New Worries About Deflation

If there’s a silver lining in the latest minutes of the Federal Reserve’s June meeting, it’s that we don’t have to worry much about inflation.

But deflation is another matter, creating a whole new set of headaches for policy makers, homeowners, consumers and investors. How do you protect yourself from the prospect of falling prices and shrinking paychecks?

Minutes from the Fed’s June 22-23 Open Market Committee meeting said “a few participants cited some risk of deflation,” but also noted others disagreed. However, it was the first time in a year that the possibility of deflation was mentioned at all. Generally, committee members agreed that the economy won’t grow as fast as they had expected earlier.

Most people are more accustomed to worrying about inflation (when prices rise). Normal inflation levels of around 2% or 3% a year are generally seen as benign. In fact, they can even be good. As your income gradually goes up your mortgage payment gets easier and easier to handle, for instance.

Of course, extreme inflation can be terribly damaging. It makes it less and less likely your retirement savings will cover the ever rising cost of living, for instance.

Certain types of deflation are beneficial, like the gradually falling prices of computers and other electronics equipment. But serious, across-the-board deflation can be as destructive to wealth as rampant inflation.
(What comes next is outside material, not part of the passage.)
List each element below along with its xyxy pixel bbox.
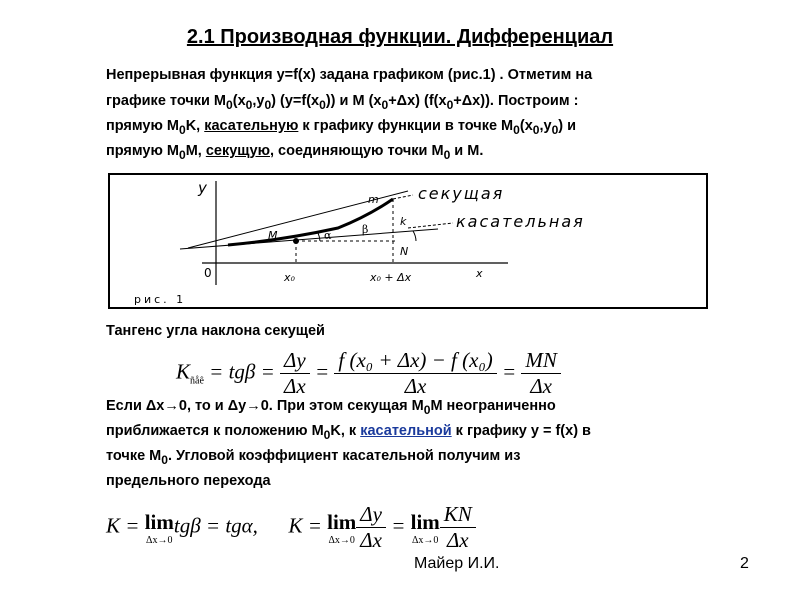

The best, most current example of that is in the housing market. Millions of people who bought homes in the middle of the decade now find their properties are worth 20% less than the purchase price, and in some formerly soaring markets home prices have fallen by more than half. But the loans taken out to buy these homes are still as big as they were. Experts say about one in four homeowners with a mortgage now owes more than the property is worth.